I have one word for you: Rast.

In our game, I had a trap that summoned a monster if tripped. I made it a cast Summon V, and had it summon a Rast. My players liked to joke that the picture of it in the Monster Manual should have said "Actual Size."

IMHO, most of the creatures you can get with Summon Monster are like that...ineffectual in combat by the time you can summon them.
 

There's about a billion and one uses for summouned monsters... lets just touch on the basics... lets use Summon Monster III, the one I used most offen on low levels. 5 round duration at level 3, when you get the spell:

We assume everything can fight.

Celestial bear - move/lift objects, carry you over burning groud (it has resist elements), shield against missile weapons

Celestial bison - Set off traps in long hallway, battering ram

Triton - retrieve submerged objects, short-duration aquan translator, help swim across water without the skill.

Celestial dire badger - Badgers? We don't need no steenking badgers! :) Short-duration excavation. Possibly herd larger animals, badgers are crazy

Azer - start a controlled fire, short-duration fire-talking person (forget the language)

Elemental - A lot should be self-explanitory

Thoqqua - One of my favorites... used him to get through bars/walls, burned right through them.

Fiendish dire weasel - Set off traps, carry stuff across acid pools (fiendish template), scale walls

Fiendish gorilla - Scale walls on assault

Fiendish snake, constrictor - Interrogation, take items into narrow spaces

Fiendish boar - good forest distraction, set off traps

Fiendish dire bat - short-duration air escape (for small creaures), retrieve/deliver items in high/low places.

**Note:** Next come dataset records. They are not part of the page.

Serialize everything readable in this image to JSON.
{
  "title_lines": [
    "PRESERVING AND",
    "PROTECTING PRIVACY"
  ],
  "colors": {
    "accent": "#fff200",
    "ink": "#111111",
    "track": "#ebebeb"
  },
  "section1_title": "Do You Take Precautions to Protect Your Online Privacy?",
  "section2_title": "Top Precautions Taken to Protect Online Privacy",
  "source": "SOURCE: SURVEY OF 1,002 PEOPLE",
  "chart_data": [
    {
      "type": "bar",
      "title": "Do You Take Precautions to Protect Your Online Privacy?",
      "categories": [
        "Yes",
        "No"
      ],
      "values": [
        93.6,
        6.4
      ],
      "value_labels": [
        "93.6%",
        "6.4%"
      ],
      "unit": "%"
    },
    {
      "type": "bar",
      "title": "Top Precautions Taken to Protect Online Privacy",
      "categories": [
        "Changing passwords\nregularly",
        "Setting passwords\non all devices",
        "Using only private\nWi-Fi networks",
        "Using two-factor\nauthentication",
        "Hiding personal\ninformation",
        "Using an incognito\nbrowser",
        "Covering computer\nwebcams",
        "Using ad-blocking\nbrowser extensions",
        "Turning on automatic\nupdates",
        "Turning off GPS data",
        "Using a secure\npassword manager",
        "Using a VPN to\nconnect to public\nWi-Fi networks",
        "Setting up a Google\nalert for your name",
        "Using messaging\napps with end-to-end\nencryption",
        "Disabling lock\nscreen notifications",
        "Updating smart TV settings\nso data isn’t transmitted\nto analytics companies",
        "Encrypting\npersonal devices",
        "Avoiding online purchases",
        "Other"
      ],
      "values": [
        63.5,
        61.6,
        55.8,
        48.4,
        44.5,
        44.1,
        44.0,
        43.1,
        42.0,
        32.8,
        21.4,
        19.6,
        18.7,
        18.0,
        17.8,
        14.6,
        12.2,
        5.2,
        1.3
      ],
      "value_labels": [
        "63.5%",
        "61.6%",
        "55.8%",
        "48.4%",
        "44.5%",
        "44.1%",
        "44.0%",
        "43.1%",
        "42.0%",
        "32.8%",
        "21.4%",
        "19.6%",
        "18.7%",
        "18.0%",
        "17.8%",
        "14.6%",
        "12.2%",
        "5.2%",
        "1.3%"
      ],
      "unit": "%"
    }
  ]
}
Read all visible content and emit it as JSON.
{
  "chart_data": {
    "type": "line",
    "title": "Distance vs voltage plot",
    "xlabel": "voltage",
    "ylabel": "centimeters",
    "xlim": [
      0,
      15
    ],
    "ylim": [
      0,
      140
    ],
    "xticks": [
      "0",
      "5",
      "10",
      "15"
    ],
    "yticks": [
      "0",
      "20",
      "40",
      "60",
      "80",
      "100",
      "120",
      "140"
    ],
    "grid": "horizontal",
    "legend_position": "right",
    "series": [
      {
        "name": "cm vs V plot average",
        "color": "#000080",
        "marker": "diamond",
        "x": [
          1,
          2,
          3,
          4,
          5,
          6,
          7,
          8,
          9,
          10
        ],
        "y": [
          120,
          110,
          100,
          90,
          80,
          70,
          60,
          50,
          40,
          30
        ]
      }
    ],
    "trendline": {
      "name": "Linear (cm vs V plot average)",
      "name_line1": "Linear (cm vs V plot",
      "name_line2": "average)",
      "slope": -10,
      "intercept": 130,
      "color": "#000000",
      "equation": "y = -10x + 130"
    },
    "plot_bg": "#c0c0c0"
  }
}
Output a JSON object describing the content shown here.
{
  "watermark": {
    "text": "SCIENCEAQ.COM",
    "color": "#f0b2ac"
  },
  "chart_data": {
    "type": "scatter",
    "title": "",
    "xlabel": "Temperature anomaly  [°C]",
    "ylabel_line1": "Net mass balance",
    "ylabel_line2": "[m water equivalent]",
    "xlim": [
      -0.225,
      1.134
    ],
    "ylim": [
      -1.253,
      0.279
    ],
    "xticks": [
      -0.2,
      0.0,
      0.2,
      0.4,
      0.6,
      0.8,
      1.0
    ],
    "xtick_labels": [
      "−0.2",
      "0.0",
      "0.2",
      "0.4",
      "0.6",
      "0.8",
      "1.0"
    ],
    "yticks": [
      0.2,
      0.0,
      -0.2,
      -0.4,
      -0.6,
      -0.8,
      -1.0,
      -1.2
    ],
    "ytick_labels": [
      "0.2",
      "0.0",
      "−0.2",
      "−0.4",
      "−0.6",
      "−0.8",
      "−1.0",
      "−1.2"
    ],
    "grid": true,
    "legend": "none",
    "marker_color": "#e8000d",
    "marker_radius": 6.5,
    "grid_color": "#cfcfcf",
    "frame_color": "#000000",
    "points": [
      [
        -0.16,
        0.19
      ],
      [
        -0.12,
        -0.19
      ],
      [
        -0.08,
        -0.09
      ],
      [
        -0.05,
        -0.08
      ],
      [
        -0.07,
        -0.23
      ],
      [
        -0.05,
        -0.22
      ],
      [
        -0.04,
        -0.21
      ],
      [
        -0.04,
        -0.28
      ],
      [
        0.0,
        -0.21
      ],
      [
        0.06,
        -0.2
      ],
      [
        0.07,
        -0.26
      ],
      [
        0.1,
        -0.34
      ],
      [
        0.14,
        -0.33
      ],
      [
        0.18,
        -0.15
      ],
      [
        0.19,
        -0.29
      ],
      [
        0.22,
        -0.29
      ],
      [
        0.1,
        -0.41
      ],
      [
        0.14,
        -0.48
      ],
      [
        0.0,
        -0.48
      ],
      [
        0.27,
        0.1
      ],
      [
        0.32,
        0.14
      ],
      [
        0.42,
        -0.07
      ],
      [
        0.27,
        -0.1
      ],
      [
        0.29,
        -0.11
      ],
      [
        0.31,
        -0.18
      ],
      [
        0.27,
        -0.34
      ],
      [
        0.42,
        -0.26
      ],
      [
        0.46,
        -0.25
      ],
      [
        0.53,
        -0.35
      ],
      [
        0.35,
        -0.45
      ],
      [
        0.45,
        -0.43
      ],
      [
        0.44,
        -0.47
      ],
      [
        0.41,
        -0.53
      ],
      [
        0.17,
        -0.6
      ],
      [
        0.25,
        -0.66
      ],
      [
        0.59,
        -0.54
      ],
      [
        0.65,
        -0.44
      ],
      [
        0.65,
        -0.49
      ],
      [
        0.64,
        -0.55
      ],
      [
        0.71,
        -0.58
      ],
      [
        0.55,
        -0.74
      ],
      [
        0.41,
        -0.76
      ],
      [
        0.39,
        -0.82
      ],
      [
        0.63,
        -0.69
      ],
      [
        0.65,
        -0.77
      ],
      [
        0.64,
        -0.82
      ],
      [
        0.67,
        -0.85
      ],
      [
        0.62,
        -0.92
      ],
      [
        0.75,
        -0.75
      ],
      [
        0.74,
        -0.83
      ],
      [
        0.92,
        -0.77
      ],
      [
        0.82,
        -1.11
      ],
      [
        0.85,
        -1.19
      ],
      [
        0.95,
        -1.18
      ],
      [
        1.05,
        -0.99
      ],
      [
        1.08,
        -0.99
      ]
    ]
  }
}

Fiendish lizard, giant - same as weasel, but slower

Salamander, Small - same as Azer, different alignment

Fiendish shark, Large - scare tactic (most things in water fear sharks), help swim across water, attack boats (sharks can makes holes in wood boats)

Fiendish viper - milk for poison (the poison remains when the creature leaves, else it's attack is pretty much worthless

Fiendish crocodile - Help crossing swampy areas

Dretch - Same a lemure

Fiendish leopard - short-duration tracking, catch dinner, help scaling walls

Fiendish wolverine - short duration fighting whillwind :) , burrowing
 

My druid character uses summoning spells all the time, to great effect -- and druids are usually weaker summoners than wizards (due to the untemplated nature of the beasts). I've picked up the augment summoning feat, which gives an extra +1 to every hit die, attack roll, and damage roll, and that helps a lot.

Basically, it's the flexibility of the spells that makes them great. You can summon a fire creature to attack ice creatures, bats to fly into darkness, arrowhawks to attack heavily-armored or flying enemies, bears or snakes to grapple spellcasters, apes to attack creatures with reach, and so on. Summoning a nasty creature is very useful if you're trying to escape from overwhelming odds: often, the enemy will attack the summoned creature while you run away. The rogue always appreciates having a flanking partner.

And as a 10th-level druid with a companion and a bag of tricks, a great trick is to get a bag-of-tricks creature out to follow me around, and when we encounter a big fight, cast summon monster IV to get 1d3 level-III creatures and then cast animal growth on the whole lot of them. In two rounds, I've filled the room with very big, very angry critters: it's a great tactic.

Daniel
 

One nice fix would be if the spell let you communicate with the creatures summoned. The biggest problem often is that a creature like the Thoqqua has no language. You cannot direct it at all, so all it will do is attack your enemies.
 

Wippit Guud said:

Fiendish viper - milk for poison (the poison remains when the creature leaves, else it's attack is pretty much worthless


Everything from the creature goes away when the spell ends, including any parts, fluids, or eggs.

So unless the spell lasts more than 10 rounds, it will end before the secondary effects of the poison occur. (The poison will go away, but the ability damage will remain.)

And you are right, they are pretty useless at the lower levels.
 


I think the casting of the spell infers an intent upon the creature being summoned. Otherwise, how does the summoned creature know what is an eneny?